The Jeep Wrangler Rubicon 392 is the Hemi-powered off-road that many Jeepers have been asking for over the past few decades and with 470 horsepower, the call for V8 power was answered in a very proper manner. The Rubicon 392 is a high performance beast, serving as the most exciting factory-built Wrangler I have ever driven.
One key concern with a Jeep Wrangler with V8 power was providing enough fresh air for the hungry Hemi engine in deep mud and water. To make sure that the 392 Hemi could always breathe easily, the package comes with a unique hood with a large forward-facing hood scoop. This is how the Dodge and Jeep brands have fed their performance engines for years, but there is a problem with this approach. Owners of vehicles like the Scat Pack Charger, the Hellcat Challenger or the Jeep Trackhawk rarely have to worry about sucking in too much water or mud through the hood scoop.
Sure, they get some water splashed into the system when driving in the rain, but the amount of rain water that actually ends up in the scoop is minimal enough that a basic water trap in the engine air intake system clears the air path of moisture.
On the other hand, the Wrangler Rubicon 392 can comfortably blast through up to 32.5 inches of water and if you hit more than a foot of water at speed, you end up with a wave of slop splashing up across the hood. When this happens, lots of mud and water goes into the hood scoop, but even when muddy water is literally pouring into the front-facing scoop, none of it gets into the engine. This is thanks to the Hydro-Guide system and while recently testing the Rubicon 392, I got a great firsthand look at how well that system works.
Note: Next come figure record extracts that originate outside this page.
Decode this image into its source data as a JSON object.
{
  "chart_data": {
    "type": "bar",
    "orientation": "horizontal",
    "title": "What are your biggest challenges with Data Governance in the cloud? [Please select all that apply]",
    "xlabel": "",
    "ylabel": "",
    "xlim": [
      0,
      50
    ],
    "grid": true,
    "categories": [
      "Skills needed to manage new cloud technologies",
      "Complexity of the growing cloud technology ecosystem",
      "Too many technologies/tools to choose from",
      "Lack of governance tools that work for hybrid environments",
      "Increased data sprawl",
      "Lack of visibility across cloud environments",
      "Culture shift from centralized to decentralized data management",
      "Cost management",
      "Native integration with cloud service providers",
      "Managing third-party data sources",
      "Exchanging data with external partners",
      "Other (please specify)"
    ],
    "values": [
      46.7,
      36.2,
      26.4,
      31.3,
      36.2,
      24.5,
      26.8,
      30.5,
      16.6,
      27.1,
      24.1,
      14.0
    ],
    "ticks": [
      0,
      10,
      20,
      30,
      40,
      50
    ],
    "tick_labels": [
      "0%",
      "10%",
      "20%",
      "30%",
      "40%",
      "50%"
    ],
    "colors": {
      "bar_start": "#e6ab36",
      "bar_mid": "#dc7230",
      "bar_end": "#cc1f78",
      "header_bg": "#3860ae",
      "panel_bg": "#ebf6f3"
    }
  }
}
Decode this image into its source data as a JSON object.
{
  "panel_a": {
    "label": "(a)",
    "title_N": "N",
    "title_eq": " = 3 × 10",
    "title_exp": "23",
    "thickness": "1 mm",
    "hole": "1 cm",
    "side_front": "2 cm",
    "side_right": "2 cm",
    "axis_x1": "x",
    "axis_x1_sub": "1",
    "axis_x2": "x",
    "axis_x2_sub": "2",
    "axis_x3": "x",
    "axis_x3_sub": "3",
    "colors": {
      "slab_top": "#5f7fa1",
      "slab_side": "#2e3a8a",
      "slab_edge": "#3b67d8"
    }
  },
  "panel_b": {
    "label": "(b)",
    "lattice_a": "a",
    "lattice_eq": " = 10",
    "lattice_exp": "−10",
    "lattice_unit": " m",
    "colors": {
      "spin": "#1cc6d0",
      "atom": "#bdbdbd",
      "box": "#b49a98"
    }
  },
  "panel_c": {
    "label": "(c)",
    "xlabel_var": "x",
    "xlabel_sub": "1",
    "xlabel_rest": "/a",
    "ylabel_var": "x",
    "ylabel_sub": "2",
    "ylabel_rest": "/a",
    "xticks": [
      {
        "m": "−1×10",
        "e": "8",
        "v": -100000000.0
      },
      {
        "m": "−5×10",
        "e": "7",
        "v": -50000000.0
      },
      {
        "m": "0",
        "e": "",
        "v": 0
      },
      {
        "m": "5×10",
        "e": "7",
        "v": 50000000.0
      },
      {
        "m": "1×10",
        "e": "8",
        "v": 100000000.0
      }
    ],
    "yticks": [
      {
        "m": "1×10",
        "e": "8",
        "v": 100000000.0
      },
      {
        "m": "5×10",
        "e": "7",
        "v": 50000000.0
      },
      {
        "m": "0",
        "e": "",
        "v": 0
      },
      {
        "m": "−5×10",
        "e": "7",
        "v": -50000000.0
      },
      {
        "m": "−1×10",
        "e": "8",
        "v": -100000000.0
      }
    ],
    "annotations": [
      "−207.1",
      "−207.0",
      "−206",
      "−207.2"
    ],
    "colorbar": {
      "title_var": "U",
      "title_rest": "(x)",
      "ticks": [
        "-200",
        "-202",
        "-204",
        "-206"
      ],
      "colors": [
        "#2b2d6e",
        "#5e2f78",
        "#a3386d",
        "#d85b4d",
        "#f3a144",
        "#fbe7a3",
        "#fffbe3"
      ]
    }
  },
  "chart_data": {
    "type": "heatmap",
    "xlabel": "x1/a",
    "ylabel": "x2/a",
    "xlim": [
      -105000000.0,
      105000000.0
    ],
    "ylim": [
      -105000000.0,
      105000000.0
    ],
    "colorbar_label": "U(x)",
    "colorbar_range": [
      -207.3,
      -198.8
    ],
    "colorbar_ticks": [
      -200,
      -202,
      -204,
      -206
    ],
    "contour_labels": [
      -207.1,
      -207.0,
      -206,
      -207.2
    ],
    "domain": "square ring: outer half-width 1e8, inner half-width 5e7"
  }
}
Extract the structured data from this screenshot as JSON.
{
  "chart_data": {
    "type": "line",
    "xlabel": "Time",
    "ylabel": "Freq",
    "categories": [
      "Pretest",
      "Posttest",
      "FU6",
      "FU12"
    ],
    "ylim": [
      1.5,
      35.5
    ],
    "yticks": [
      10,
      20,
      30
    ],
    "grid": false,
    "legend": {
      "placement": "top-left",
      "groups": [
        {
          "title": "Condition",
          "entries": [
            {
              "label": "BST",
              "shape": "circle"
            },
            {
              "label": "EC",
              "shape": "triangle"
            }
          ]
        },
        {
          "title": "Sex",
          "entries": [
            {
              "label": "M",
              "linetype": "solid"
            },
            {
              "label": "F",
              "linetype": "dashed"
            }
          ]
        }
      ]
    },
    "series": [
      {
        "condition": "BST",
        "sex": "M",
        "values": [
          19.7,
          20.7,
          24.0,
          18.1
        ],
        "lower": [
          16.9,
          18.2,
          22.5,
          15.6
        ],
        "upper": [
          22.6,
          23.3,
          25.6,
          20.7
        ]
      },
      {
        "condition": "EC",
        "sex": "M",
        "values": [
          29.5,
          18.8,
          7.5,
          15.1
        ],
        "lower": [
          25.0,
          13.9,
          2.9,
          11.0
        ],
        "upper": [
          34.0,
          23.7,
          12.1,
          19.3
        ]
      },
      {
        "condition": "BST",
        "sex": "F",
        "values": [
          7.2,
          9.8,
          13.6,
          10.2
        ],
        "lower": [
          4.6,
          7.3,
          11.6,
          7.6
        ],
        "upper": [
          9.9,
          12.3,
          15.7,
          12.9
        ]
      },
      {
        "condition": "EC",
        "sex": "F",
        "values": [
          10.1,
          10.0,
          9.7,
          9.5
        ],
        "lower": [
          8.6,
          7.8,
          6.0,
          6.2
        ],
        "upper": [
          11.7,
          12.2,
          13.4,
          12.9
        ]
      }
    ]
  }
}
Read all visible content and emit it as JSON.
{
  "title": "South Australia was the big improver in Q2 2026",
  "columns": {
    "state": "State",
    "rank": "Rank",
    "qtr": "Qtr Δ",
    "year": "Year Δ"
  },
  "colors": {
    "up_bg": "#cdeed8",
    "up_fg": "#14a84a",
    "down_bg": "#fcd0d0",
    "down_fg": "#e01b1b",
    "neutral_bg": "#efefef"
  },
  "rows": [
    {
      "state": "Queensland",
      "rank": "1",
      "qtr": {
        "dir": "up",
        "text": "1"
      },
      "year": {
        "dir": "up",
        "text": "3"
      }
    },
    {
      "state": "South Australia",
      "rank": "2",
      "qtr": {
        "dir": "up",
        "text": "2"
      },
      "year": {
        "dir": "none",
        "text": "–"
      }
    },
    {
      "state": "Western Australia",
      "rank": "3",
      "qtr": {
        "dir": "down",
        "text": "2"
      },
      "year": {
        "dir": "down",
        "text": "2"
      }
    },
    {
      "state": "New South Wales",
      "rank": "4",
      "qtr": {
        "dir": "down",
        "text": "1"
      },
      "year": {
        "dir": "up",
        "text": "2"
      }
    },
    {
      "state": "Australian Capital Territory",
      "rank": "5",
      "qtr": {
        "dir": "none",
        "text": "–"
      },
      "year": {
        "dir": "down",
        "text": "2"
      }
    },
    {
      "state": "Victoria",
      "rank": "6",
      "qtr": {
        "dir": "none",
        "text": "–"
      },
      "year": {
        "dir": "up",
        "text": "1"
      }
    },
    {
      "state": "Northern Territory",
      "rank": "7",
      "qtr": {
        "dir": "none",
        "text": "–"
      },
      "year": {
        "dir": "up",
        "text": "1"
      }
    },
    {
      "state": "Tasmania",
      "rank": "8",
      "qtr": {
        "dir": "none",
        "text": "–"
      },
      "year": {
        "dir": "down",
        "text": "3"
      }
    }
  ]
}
Getting the Wrangler Really Muddy
During my week with the Jeep Wrangler Rubicon 392, I didn’t go to an off-road park to test the mud-slinging prowess of the 470-horsepower SUV.
Rain pounded my area in the days leading up to my week with the Wrangler 392 and as a result, the local unpaved roads were in rough shape. In most places, the roads with thick with mud with deep ruts being carved across the footing from rushing runoff. Also, there were low-lying areas that were badly flooded, resulting in several inches of runny mud being piled up on the road.
I didn’t do any actual off-roading because the local roads provided me with all of the questioning footing needed to test the Wrangler Rubicon 392. The V8 Jeep handled everything without any issue, including some high speed puddle jumping that resulted in a wave of water flowing up across the hood. I didn’t think anything of it until I stopped to take some pictures, at which point I saw the amount of mud caked around the entrance to the hood scoop. The 392 never missed a beat during my escapades in the mud, but I was concerned about what may have been sucked into the engine air intake system.
Hydro-Guide in Action
When I opened the hood of the Jeep Wrangler Rubicon 392, I was shocked at the amount of residual mud that had already dried throughout the engine bay the engine bay, but the final section of the engine air intake system, which becomes exposed when the hood is open, was completely spotless inside. You can see that portion of the intake system below.
On the other hand, the corner of the engine bay opposite of the tube that leads air to the engine was completely coated in dried mud. You can clearly see how the Hydro-Guide system channels the mud and water to the passenger’s side rear corner of the engine bay while nothing but clean, fresh air actually makes it to the throttle body of the 6.4-liter Hemi V8.
For comparison, I have included an image of the engine bay when it was clean, which shows how the Hydro-Guide system channels water to the passenger’s side of the engine.
In the image below, we have added some crude arrows to show how air and water are directed differently after it enters the Wrangler Rubicon 392 hood scoop. The blue arrows indicate the flow of air into the hood scoop, which may also include mud, water and other debris. The mud, water and other solid or liquid debris are all filtered to the rear of the engine bay, indicated with the green arrows. The cleaned air, indicated by the red arrows, bends around to the engine-mounted portion of the air intake system.
This system works flawlessly, so Wrangler Rubicon 392 owners won’t need to worry about sucking mud or water into the engine unless they are completely submerged, which will cause issues with any vehicle. The only downside is that the Hydro-Guide system makes the engine very dirty, but if you are driving your new Wrangler in mud and water deep enough to make it up to the hood scoop, the odds are good that you aren’t too worried about a dirty engine bay.